Unlocking the true energy-saving potential of a cavity wall

By Knauf Insulation on April 14, 2022

Making buildings more sustainable is a key priority for South Africa’s legislators. It is therefore essential that the country’s builders and contractors are aware of the implications of the Part XA update to SANS-10400, which focuses on energy use in properties.

The update sets the required thermal performance for each construction element of new buildings and extensions designed for human occupancy. Thermal performance is defined by an R-value, which measures how a material or build-up resists heat transfer.

The required R-value will depend on how the building will be used and in which of the country’s seven zones it is located. In zones 1, 2, 4, 6 and 7, a minimum cavity of 50mm will be mandatory for concrete and brick external masonry walls.

What is a cavity wall?

A cavity wall is formed of two masonry walls, known as skins or leaves, positioned parallel to each other with a small gap (cavity) in the centre. The cavity must be of a consistent depth across the entire width and height of the wall.

Adding a cavity prevents condensation from forming within the building and helps to reduce noise while improving thermal performance, and therefore reducing energy consumption.

However, adding a cavity wall should be just the first step towards better energy efficiency during the construction process.
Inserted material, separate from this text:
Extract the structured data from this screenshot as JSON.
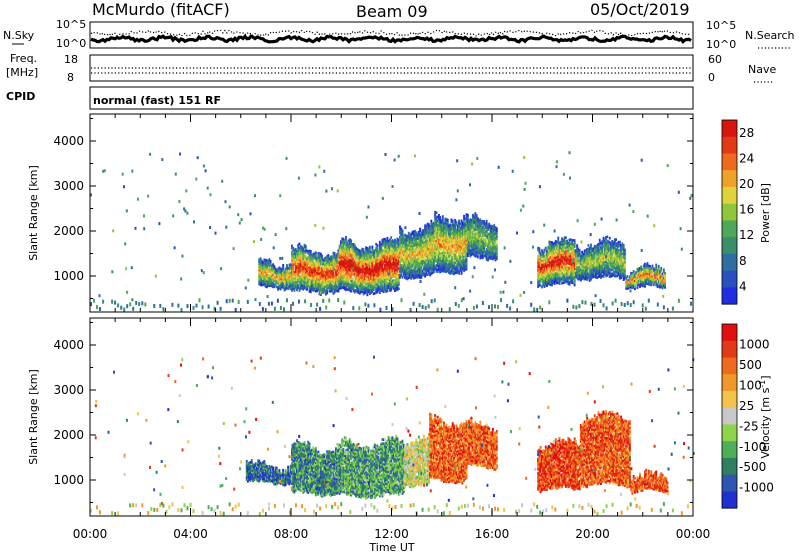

To really maximise energy efficiency, insulation should be added to the cavity during construction. It is important that excess mortar – sometimes known as mortar snots – are removed from the inside of the cavity for it to work efficiently

If a cavity improves energy efficiency on its own, why add insulation?

Research by the Clay Brick Association and the University of Pretoria found that energy consumption was reduced by 30% through the addition of a cavity. Installing insulation reduced energy consumption by 70%.

This is because insulation material has low thermal conductivity which makes it the most efficient way to add thermal resistance to a build-up. As a result, insulation helps to regulate indoor temperature by reducing heat loss or gain through the external walls and roof.

Why use mineral wool insulation in a cavity wall?

When insulating within a cavity you need to consider the fire performance of your products, most Mineral Wool insulation is non-combustible meaning that it is the superior option compared to other insulant types.

DriTherm® Masonry Cavity Slabs have a Euroclass A1 reaction to fire classification and give specifiers added assurance thanks to BBA (British Board of Agrément) certification. DriTherm® Masonry Cavity Slabs are also specifically designed for use in cavities as they are manufactured using a water repellent additive to prevent moisture ingress across the cavity.

All of our Glass Mineral Wool products and the majority of our Rock Mineral Wool products are manufactured using ECOSE® Technology, our unique bio-based binder that is used to bind insulation strands together.

ECOSE® Technology contains no added formaldehyde or phenol. It is made from natural raw materials that are rapidly renewable and is 70% less energy-intensive to manufacture than traditional binders, so it is more environmentally-friendly.

Products made with ECOSE® Technology are pleasant to touch and easy to handle. They generate low levels of dust and VOCs and have been awarded the Eurofins Gold Certificate for Indoor Air Comfort.

For builders and contractors, SANS-10400-XA provides an opportunity to create buildings fit for the future. Adding insulation to a cavity wall will take little time and investment but will pay dividends. After all, property buyers or renters will be attracted by the promise of a comfortable indoor environment that is quieter, needs less cooling and heating, uses less energy, and so, costs less to run.